This is wonderful, thank you!!!!

We're feeling a bit leery and "gun shy" after this past experience. But, We DO believe this move was Sovereignly ordained, as it moved us from 14+ years in Southern Baptist churches(all of life for my dh), to presently- *him* asking *me* to scout out several Presbyterian churches in the area to visit.

We do believe that God has been leading us to this point in time for a while.

So this is not only a change of church-home, but a change of denomination as well as worship practices...

Funny, though saved almost 25 years, a leader in women´s ministries for 10, and formally studying Reformed Theology for almost a year; the more I study, the more I realize I am a babe in my understanding - and I mean BABE.

So much I thought I knew is blowing into the wind. 

In "evangelical" teaching, you go _ where the Spirit leads you_. But, biblically, if the church has sound teaching, and pretty well meets the excellent qualifications that has been laid out here, how much does joining that particular church boil down to obedience the Word of God and common sense as opposed to a 'mystical' feeling?


----------



## Pilgrim (Nov 20, 2005)

> _Originally posted by bond-servant_
> In "evangelical" teaching, you go _ where the Spirit leads you_. But, biblically, if the church has sound teaching, and pretty well meets the excellent qualifications that has been laid out here, how much does joining that particular church boil down to obedience the Word of God and common sense as opposed to a 'mystical' feeling?



Much moreso the former rather than the latter.

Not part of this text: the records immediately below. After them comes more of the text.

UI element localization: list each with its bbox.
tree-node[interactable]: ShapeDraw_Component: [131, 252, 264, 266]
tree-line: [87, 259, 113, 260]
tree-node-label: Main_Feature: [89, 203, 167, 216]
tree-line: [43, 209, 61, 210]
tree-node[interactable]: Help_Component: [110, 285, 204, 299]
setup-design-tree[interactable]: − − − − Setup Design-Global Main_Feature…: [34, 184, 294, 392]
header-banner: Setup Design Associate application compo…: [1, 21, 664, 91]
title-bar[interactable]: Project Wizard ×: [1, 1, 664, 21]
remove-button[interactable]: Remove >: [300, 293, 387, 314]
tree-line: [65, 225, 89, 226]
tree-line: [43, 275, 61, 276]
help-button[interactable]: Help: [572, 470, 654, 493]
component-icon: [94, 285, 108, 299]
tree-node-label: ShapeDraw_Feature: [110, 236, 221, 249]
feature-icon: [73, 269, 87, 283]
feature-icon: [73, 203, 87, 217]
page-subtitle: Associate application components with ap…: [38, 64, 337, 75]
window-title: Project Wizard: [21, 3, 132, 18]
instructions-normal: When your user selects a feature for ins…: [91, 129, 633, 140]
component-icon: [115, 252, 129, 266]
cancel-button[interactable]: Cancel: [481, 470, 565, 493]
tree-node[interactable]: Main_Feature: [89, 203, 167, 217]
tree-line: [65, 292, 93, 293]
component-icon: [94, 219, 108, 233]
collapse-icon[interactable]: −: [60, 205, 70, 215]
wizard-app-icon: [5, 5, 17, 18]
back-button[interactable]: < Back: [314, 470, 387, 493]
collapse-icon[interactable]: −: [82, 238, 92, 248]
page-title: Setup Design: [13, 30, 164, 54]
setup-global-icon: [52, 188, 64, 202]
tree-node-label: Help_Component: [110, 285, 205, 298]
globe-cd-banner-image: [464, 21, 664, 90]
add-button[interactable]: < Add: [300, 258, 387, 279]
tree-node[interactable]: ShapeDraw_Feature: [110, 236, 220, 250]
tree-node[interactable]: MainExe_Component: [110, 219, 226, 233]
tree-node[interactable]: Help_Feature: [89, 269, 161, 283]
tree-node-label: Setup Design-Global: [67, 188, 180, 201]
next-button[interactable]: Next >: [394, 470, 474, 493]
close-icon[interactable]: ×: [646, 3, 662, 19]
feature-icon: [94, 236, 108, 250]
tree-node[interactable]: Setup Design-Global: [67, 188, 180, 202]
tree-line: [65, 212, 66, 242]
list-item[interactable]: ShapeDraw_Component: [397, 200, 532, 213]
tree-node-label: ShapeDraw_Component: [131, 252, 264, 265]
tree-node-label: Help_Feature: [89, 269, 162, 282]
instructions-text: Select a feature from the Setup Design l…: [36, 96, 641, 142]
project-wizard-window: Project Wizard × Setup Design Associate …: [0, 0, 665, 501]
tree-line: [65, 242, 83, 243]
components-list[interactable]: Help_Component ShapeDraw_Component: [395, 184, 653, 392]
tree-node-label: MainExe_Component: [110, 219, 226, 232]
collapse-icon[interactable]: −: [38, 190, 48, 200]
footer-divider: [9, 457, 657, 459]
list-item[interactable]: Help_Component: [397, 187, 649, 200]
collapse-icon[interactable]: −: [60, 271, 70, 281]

Where is the concern for such feelings in the Bible? Yet it's determinitave for many, if not most evangelicals. 

For various reasons I resisted attending the OPC I'm at now for several years, but with no more options, I resolved in July to attend morning and evening services for at least 4 weeks in a row and I'm now preparing for membership. Part of my bouncing around was waffling on the baptism issue. I came out of an indep. Calvinistic Baptist church strongly opposed to paedobaptism and so a lot of debunking had to be done. But I had also never really given this church a chance before and assumed things about it that turned out to be totally false.


----------



## Herald (Nov 21, 2005)

Beth - the so-called "mystical feeling" should have no part in your choice. This does not mean you should not feel comfortable. Your head should rule over your heart. Or maybe I should say that your heart shoud be in unison with your head. I'm sorry to see a fellow Baptist leaving the family . I pray that more Baptist churches will follow in the teachings of Charles Spurgeon and return to their roots. But, that aside, I pray you find a church that has sound teaching and love. May you bless your new church family as much as they will bless you.


----------